Какое ж чудо в том, что среди восхищенных зрителей оказался великий князь, отдавший свой восторг и сердце юной Талии?
— Вы хотите сказать?
— Что заказ за вами!
Петербург, дом родителей П. Зубова. А. Н. и Е. В. и Платон Зубовы.
— Не взыщи, батюшка Александр Николаевич, на смелом слове, только по моему разумению пора тебе службу-то оставлять. Потрудился ты на
благо господина Салтыкова, пора и на своем пожить.— Пора-то пора, Елизавета Васильевна, да своего-то у нас с тобой маловато. Прибытку-то пока не видать.
— Да чего уж сомневаться, Платоша наш о родителях непременно похлопочет. Как же иначе?
— Вот тогда и станем рассуждать.
— Так ведь время бы не ушло, батюшка.
— Какое еще время?
— В столицу переезжать. Дом свой там устраивать.
— Дело терпит.
— А вот и не терпит, Александр Николаевич. Представлены мы со всем семейством ко двору государыни, значит, надобно людей принимать, самим к людям ездить. Не к нашим уездным. Бог с ними, а к самым что ни на есть знатным. Чего ж нам Платошеньку-то позорить уездным своим житьем.
— Так полагаешь, матушка…
— Да и о других детках подумать не грех. Партии себе где им составлять — неужто же в наших краях?
— Для хороших партий денег еще не набежало.
— Набежит с Божьей помощью. Пока приглядываться станем, пока разговоры вести. Опять же деньги не наши в ход пойдут. За счастье с семейством Платошенькиным породниться нам их приносить станут.

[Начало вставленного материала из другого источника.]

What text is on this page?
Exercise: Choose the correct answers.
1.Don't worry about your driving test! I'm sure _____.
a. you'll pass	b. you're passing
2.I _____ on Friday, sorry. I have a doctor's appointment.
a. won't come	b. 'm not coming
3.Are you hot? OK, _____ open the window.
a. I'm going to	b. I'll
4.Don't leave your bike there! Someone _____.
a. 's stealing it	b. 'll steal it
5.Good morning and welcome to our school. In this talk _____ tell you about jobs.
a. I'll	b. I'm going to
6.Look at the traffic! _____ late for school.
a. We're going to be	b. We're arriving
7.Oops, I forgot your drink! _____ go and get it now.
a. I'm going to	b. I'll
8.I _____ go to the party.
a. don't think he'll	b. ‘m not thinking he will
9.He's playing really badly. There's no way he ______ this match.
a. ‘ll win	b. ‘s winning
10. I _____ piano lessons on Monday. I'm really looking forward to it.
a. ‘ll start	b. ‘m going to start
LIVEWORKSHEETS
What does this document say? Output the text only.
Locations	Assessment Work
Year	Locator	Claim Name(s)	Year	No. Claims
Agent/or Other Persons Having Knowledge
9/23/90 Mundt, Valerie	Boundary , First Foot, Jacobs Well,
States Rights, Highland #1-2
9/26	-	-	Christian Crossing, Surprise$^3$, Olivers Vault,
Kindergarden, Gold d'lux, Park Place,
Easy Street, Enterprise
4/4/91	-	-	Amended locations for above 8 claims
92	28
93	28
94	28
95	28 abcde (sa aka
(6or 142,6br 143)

Как ни говори — два жениха в доме.
— А знаешь, матушка, что мне в голову пришло? Не попросить ли Платону для нас вотчину родовую? Нашу. Зубовскую.

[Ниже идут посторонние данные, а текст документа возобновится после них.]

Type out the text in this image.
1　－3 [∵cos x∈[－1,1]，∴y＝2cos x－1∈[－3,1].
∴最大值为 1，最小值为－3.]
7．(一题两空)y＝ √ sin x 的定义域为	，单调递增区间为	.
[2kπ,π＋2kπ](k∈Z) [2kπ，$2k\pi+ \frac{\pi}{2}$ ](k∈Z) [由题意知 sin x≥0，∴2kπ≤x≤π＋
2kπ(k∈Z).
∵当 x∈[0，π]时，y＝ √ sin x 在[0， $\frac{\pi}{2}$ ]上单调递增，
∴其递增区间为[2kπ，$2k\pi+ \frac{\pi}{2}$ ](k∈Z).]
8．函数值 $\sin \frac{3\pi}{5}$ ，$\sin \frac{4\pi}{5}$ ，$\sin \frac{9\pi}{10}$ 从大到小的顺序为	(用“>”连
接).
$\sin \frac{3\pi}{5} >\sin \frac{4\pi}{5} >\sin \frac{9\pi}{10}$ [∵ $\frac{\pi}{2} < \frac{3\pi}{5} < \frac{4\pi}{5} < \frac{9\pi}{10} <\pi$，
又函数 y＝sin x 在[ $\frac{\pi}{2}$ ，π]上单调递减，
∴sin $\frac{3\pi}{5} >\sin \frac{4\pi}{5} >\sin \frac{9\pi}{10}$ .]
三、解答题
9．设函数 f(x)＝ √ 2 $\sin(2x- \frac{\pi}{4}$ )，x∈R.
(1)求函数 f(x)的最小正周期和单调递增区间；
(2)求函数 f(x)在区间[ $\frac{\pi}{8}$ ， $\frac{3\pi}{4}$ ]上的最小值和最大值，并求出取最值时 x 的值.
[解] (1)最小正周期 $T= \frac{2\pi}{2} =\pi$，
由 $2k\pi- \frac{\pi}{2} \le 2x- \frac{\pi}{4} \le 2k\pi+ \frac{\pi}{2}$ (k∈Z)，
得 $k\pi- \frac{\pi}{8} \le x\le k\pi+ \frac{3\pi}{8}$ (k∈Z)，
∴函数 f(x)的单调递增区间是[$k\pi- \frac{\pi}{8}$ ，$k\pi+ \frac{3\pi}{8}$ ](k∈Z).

— Вотчину родовую? Ты про что это, Александр Николаевич?
— Да вот была такая и преотличнейшая.
— В первый раз слышу.
— Вот и услышала.
— Где ж это, батюшка? В каких краях?
— А в Московских. В самой что ни на есть близости к первопрестольной. И в состоянии отличнейшем, люди говорят.

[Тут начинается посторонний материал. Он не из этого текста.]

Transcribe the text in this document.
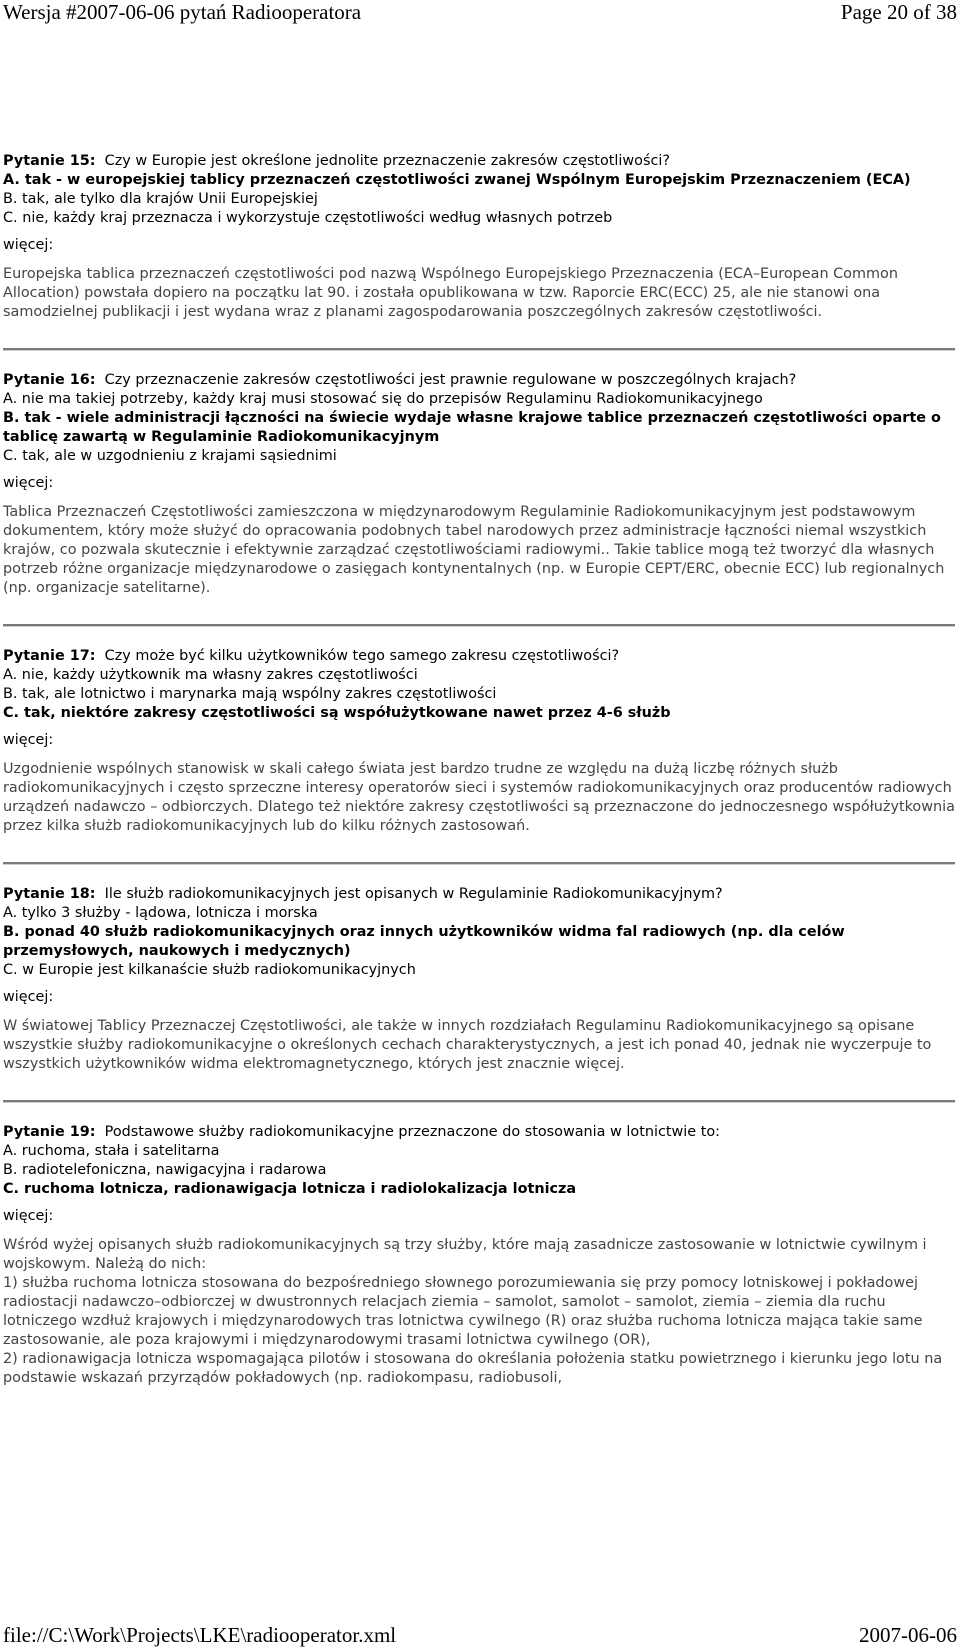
Wersja #2007-06-06 pytań Radiooperatora	Page 20 of 38

Pytanie 15: Czy w Europie jest określone jednolite przeznaczenie zakresów częstotliwości?

A. tak - w europejskiej tablicy przeznaczeń częstotliwości zwanej Wspólnym Europejskim Przeznaczeniem (ECA)

B. tak, ale tylko dla krajów Unii Europejskiej

C. nie, każdy kraj przeznacza i wykorzystuje częstotliwości według własnych potrzeb

więcej:

Europejska tablica przeznaczeń częstotliwości pod nazwą Wspólnego Europejskiego Przeznaczenia (ECA–European Common Allocation) powstała dopiero na początku lat 90. i została opublikowana w tzw. Raporcie ERC(ECC) 25, ale nie stanowi ona samodzielnej publikacji i jest wydana wraz z planami zagospodarowania poszczególnych zakresów częstotliwości.

Pytanie 16: Czy przeznaczenie zakresów częstotliwości jest prawnie regulowane w poszczególnych krajach?

A. nie ma takiej potrzeby, każdy kraj musi stosować się do przepisów Regulaminu Radiokomunikacyjnego

B. tak - wiele administracji łączności na świecie wydaje własne krajowe tablice przeznaczeń częstotliwości oparte o tablicę zawartą w Regulaminie Radiokomunikacyjnym

C. tak, ale w uzgodnieniu z krajami sąsiednimi

więcej:

Tablica Przeznaczeń Częstotliwości zamieszczona w międzynarodowym Regulaminie Radiokomunikacyjnym jest podstawowym dokumentem, który może służyć do opracowania podobnych tabel narodowych przez administracje łączności niemal wszystkich krajów, co pozwala skutecznie i efektywnie zarządzać częstotliwościami radiowymi.. Takie tablice mogą też tworzyć dla własnych potrzeb różne organizacje międzynarodowe o zasięgach kontynentalnych (np. w Europie CEPT/ERC, obecnie ECC) lub regionalnych (np. organizacje satelitarne).

Pytanie 17: Czy może być kilku użytkowników tego samego zakresu częstotliwości?

A. nie, każdy użytkownik ma własny zakres częstotliwości

B. tak, ale lotnictwo i marynarka mają wspólny zakres częstotliwości

C. tak, niektóre zakresy częstotliwości są współużytkowane nawet przez 4-6 służb

więcej:

Uzgodnienie wspólnych stanowisk w skali całego świata jest bardzo trudne ze względu na dużą liczbę różnych służb radiokomunikacyjnych i często sprzeczne interesy operatorów sieci i systemów radiokomunikacyjnych oraz producentów radiowych urządzeń nadawczo – odbiorczych. Dlatego też niektóre zakresy częstotliwości są przeznaczone do jednoczesnego współużytkownia przez kilka służb radiokomunikacyjnych lub do kilku różnych zastosowań.

Pytanie 18: Ile służb radiokomunikacyjnych jest opisanych w Regulaminie Radiokomunikacyjnym?

A. tylko 3 służby - lądowa, lotnicza i morska

B. ponad 40 służb radiokomunikacyjnych oraz innych użytkowników widma fal radiowych (np. dla celów przemysłowych, naukowych i medycznych)

C. w Europie jest kilkanaście służb radiokomunikacyjnych

więcej:

W światowej Tablicy Przeznaczej Częstotliwości, ale także w innych rozdziałach Regulaminu Radiokomunikacyjnego są opisane wszystkie służby radiokomunikacyjne o określonych cechach charakterystycznych, a jest ich ponad 40, jednak nie wyczerpuje to wszystkich użytkowników widma elektromagnetycznego, których jest znacznie więcej.

Pytanie 19: Podstawowe służby radiokomunikacyjne przeznaczone do stosowania w lotnictwie to:

A. ruchoma, stała i satelitarna

B. radiotelefoniczna, nawigacyjna i radarowa

C. ruchoma lotnicza, radionawigacja lotnicza i radiolokalizacja lotnicza

więcej:

Wśród wyżej opisanych służb radiokomunikacyjnych są trzy służby, które mają zasadnicze zastosowanie w lotnictwie cywilnym i wojskowym. Należą do nich:

1) służba ruchoma lotnicza stosowana do bezpośredniego słownego porozumiewania się przy pomocy lotniskowej i pokładowej radiostacji nadawczo–odbiorczej w dwustronnych relacjach ziemia – samolot, samolot – samolot, ziemia – ziemia dla ruchu lotniczego wzdłuż krajowych i międzynarodowych tras lotnictwa cywilnego (R) oraz służba ruchoma lotnicza mająca takie same zastosowanie, ale poza krajowymi i międzynarodowymi trasami lotnictwa cywilnego (OR),

2) radionawigacja lotnicza wspomagająca pilotów i stosowana do określania położenia statku powietrznego i kierunku jego lotu na podstawie wskazań przyrządów pokładowych (np. radiokompasu, radiobusoli,

file://C:\Work\Projects\LKE\radiooperator.xml	2007-06-06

— Надо же! Да ты расскажи, батюшка, расскажи, не потай.
— Чего таиться-то. Вот только знать-то сам не много знаю. Это один из предков наших — Алексей Игнатьев Зубов лет полтораста назад воеводой астраханским служил.
— Ой, знаменитый такой?
— А ты что, матушка, думала, Зубовы — в поле обсевки, что ли? Там до него на воеводской должности князь Иван Хворостинин сидел — уж куда знатнее!
— Как же это персоны его у нас нету. Вот бы пригодилась.
— Не горюй, не горюй, Елизавета Васильевна. Раз нужна — сыщется. За таким пустяком дело не станет.
— Думаешь?
— Не твоя печаль, матушка. И то в рассуждение принять надо, что Астраханское воеводство в то время было местом особым. Князь Хворостинин ни много ни мало с Самозванцем связался. Тушинского вора принял как истинного государя, со всем народом и казаками чествовал.
— Как же это — помутнение разума на него нашло, что ли?
— Какое помутнение! Они там все обмысливали, как от Москвы отстать. Свое царство устроить. Вот им Самозванец да еще с царицей Маринкой да с пащенком ее как нельзя лучше ко двору пришлись.
— И бывают же в свете такие ироды!
— Всякие, матушка, бывают. Это ангелы Божьи все на одно лицо, а Иродов личности самые разнообразные. На первый взгляд и не признать. Так вот этот Ирод — Иван Хворостинин — уж как ни стелился перед Самозванцем, а все ему не потрафил. Тот возьми князя и казни.